At 9/08/2006 11:52 AM, Blogger Tracy said...

GGGRRR! We love Veggie Tales! Forget the networks, buy the movies! Or heck, sign up for Netflix and rent the movies! Every day a new frustration of Christians being the only one NOT protected under the first amendment...what a sad sad world!

 
At 9/08/2006 1:22 PM, Blogger Brother James said...

I don't think that I'll change our ban on Saturday morning tv just for Bob and Larry. The advertisements interjected in to show would still be the kind of garbage you want to get your kids away from in the first place. I'm with Tracy: Buy the videos/DVD, and forget the networks.

 
At 9/08/2006 2:22 PM, Anonymous Anonymous said...
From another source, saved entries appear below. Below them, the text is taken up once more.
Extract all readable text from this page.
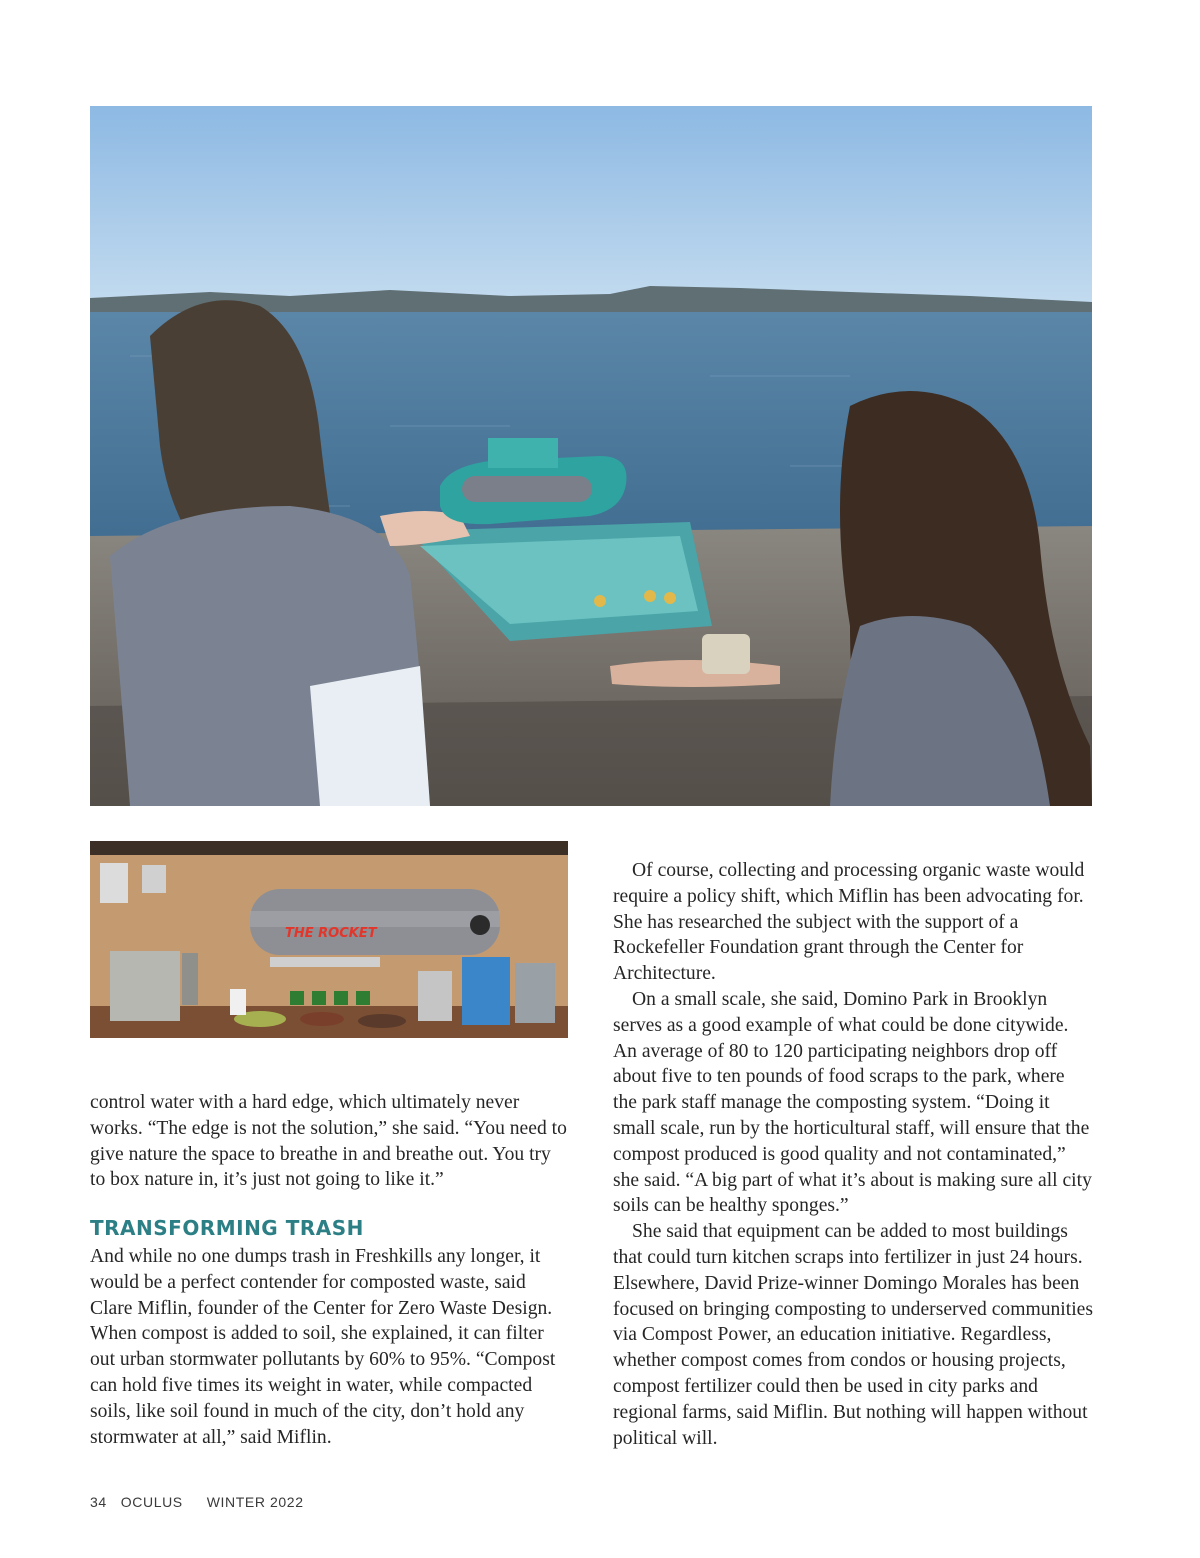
THE ROCKET

control water with a hard edge, which ultimately never works. “The edge is not the solution,” she said. “You need to give nature the space to breathe in and breathe out. You try to box nature in, it’s just not going to like it.”

TRANSFORMING TRASH

And while no one dumps trash in Freshkills any longer, it would be a perfect contender for composted waste, said Clare Miflin, founder of the Center for Zero Waste Design. When compost is added to soil, she explained, it can filter out urban stormwater pollutants by 60% to 95%. “Compost can hold five times its weight in water, while compacted soils, like soil found in much of the city, don’t hold any stormwater at all,” said Miflin.

Of course, collecting and processing organic waste would require a policy shift, which Miflin has been advocating for. She has researched the subject with the support of a Rockefeller Foundation grant through the Center for Architecture.

On a small scale, she said, Domino Park in Brooklyn serves as a good example of what could be done citywide. An average of 80 to 120 participating neighbors drop off about five to ten pounds of food scraps to the park, where the park staff manage the composting system. “Doing it small scale, run by the horticultural staff, will ensure that the compost produced is good quality and not contaminated,” she said. “A big part of what it’s about is making sure all city soils can be healthy sponges.”

She said that equipment can be added to most buildings that could turn kitchen scraps into fertilizer in just 24 hours. Elsewhere, David Prize-winner Domingo Morales has been focused on bringing composting to underserved communities via Compost Power, an education initiative. Regardless, whether compost comes from condos or housing projects, compost fertilizer could then be used in city parks and regional farms, said Miflin. But nothing will happen without political will.

34 OCULUS WINTER 2022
Does this mean they'll have to drop the "Sunday morning values, Saturday morning fun" tag-line? I loved that!

Phil Vischer's "Hollywood road" has been a bumpy one, that's for sure. I hope NBC doesn't destroy the show. And I'm with Tracy and St. JimBob: just buy/rent the DVDs after they come out.

Course, that might have the undesired effect of producing low ratings for the cartoons themselves, and ending the series altogether.

 
At 9/08/2006 6:39 PM, Anonymous Anonymous said...

Well just between you and me, I have never liked Veggie Tales. The messages are nice and all but I find them extremely annoying. I do like the chocolate bunny song, though.

 
At 9/11/2006 11:38 AM, Blogger Brother James said...

Sounds like Neddy K. Nezzar is in charge of the editing, that's for sure. The Bunny didn't do anything for my, as I'm more of a Ducky kind of guy.